The geographical position of Azerbaijan and ethnic structure of its population have created vital conditions for peaceful coexistence among different religions on the country’s territory. Throughout history Zoroastrianism, Judaism, Christianity, Islam and other religions had a mutual impact on the culture of Azerbaijan and on one another.
The relations between Azerbaijan and Israel are at an excellent level and traditionally extend far beyond diplomacy and trade. The history of the Jews in Azerbaijan goes back to the days of antiquity, presumably to the times of Assyrian kings in the seventh century BCE. Therefore, it becomes relevant to claim that the Jewish Diaspora in Azerbaijan is among the first in the world. Initially, due to settling in the mountainous regions of Azerbaijan, Jewish groups were named Mountain Jews, nowadays in the Quba region of Azerbaijan. There is a place called Red Town or Qirmizi Qesebe, which is the largest Mountain Jewish settlement in the former Soviet Union and the only Jewish settlement outside of Israel and the United States.
Mountain Jews have managed to maintain their own culture and lifestyle across the centuries; and there are hundreds of well-known politicians, businessmen, scientists and other notable figures from that community now living and working in Russia, Israel, USA, Germany, the United Kingdom and Azerbaijan. Nevertheless, Mountain Jews in Israel actively support ties with Azerbaijan, celebrate its holidays and mourn its tragic days. For example, there is Mountain Jews Heritage Center called House of Azerbaijan and established in Acre that hosted a memorial event dedicated to Azerbaijanis, victims of genocide in Khojaly in 1992.
Jewish politicians have actively participated in the political and social life of the Azerbaijani Democratic Republic (ADR) which proclaimed its independence in 1918, including members of ADR’s Parliament Moisey Gukhman, Konstantin Lisgar, who became minister for food provisions, and Dr. Yevsei Gindes, who was minister of health. Also, hundreds of thousands of Jewish families found a shelter in Azerbaijan during WWII. Approximately 200,000 Jews who were evacuated from other Soviet republics with the aim to rescue them from the Holocaust settled in Azerbaijani SSR. All of these symbolize trust that turned into a respectful coexistence and collaboration between Muslims and Jews.

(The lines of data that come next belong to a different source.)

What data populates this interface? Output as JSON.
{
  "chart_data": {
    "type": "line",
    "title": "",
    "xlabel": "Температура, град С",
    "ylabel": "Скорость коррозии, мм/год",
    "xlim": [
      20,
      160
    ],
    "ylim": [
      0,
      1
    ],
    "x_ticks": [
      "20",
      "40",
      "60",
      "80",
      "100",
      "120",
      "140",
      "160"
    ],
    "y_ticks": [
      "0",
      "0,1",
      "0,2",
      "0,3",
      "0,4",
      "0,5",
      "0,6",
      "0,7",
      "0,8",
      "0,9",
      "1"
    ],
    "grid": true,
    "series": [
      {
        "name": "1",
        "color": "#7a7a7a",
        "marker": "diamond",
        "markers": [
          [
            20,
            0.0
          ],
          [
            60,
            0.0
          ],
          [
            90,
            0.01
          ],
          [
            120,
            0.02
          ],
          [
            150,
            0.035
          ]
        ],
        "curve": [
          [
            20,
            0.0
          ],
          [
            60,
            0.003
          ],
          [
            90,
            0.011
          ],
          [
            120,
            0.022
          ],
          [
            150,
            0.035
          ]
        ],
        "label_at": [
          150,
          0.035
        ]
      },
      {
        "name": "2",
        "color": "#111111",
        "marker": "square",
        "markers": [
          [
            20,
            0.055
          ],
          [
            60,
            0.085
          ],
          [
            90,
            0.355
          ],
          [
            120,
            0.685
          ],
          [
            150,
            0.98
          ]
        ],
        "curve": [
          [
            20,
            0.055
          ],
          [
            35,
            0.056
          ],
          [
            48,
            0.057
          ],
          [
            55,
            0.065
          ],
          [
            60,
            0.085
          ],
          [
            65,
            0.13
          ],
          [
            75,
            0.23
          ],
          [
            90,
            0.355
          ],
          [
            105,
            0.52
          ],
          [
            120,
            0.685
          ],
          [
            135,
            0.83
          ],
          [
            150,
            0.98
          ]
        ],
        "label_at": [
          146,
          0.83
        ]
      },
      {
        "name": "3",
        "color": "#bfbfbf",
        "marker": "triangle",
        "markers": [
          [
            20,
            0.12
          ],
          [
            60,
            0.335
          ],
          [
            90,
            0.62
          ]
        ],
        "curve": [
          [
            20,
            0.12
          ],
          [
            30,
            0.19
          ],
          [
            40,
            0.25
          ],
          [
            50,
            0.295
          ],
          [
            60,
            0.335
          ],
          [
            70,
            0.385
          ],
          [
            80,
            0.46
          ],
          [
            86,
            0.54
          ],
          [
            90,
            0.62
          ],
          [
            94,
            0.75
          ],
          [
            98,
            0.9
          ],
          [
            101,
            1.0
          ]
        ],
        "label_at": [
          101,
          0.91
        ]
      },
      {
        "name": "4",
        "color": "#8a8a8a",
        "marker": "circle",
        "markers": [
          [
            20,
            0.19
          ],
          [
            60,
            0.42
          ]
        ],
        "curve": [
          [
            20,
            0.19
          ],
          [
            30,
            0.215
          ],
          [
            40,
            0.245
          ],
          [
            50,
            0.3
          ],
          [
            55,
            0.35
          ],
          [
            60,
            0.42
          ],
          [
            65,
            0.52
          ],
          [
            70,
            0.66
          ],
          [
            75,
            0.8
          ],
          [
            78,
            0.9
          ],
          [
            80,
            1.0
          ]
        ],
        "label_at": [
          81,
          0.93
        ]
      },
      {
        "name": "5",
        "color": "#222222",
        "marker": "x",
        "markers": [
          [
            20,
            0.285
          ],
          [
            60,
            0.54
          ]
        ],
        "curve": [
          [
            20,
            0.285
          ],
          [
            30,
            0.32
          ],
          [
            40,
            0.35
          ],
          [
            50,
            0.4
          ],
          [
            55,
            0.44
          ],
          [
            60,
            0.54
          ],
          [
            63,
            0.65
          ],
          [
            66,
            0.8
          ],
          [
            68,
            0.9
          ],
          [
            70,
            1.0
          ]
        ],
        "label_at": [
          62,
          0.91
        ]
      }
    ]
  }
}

Azerbaijanis are proud of their many Jewish fellow countrymen who brought fame and honor to their homeland. Among them was the Baku-born Jewish physicist Lev Landau, who was awarded the Nobel Prize in 1962 for his pioneering theories in condensed matter, especially liquid helium.
Another proud Azerbaijani with Jewish roots is the national hero of Azerbaijan Albert Agarunov, who died defending Azerbaijan’s territorial integrity from Armenian aggression after the collapse of the USSR in 1991. In 1992, when the Karabakh war started, he voluntarily went to the front line. Agarunov, who was appointed tank commander, fought in various directions in Nagorno-Karabakh and destroyed a lot of enemy manpower and equipment. Agarunov was buried at the Alley of Martyrs in Baku’s Highland Park. Azerbaijan honored the memory of its hero a by unveiling a monument created in his honor and installed in the street named after him.
Another reflection of peaceful and respectful Muslim-Jewish coexistence is that there has not been a single case of antisemitism registered in Azerbaijan, in contrast to many other states, including neighboring mono-ethnic Armenia. On the contrary, today, Azerbaijan with a Muslim majority is home to a Jewish community and eight synagogues. Recently, the Heydar Aliyev Foundation, which is based in the capital city of Baku, restored the centuries-old Jewish cemetery in the Mudji village of Ismailia. Also, the holy Torah was translated into the Azerbaijani language for the first time by the Institute of Oriental Studies of the Azerbaijan National Academy of Sciences.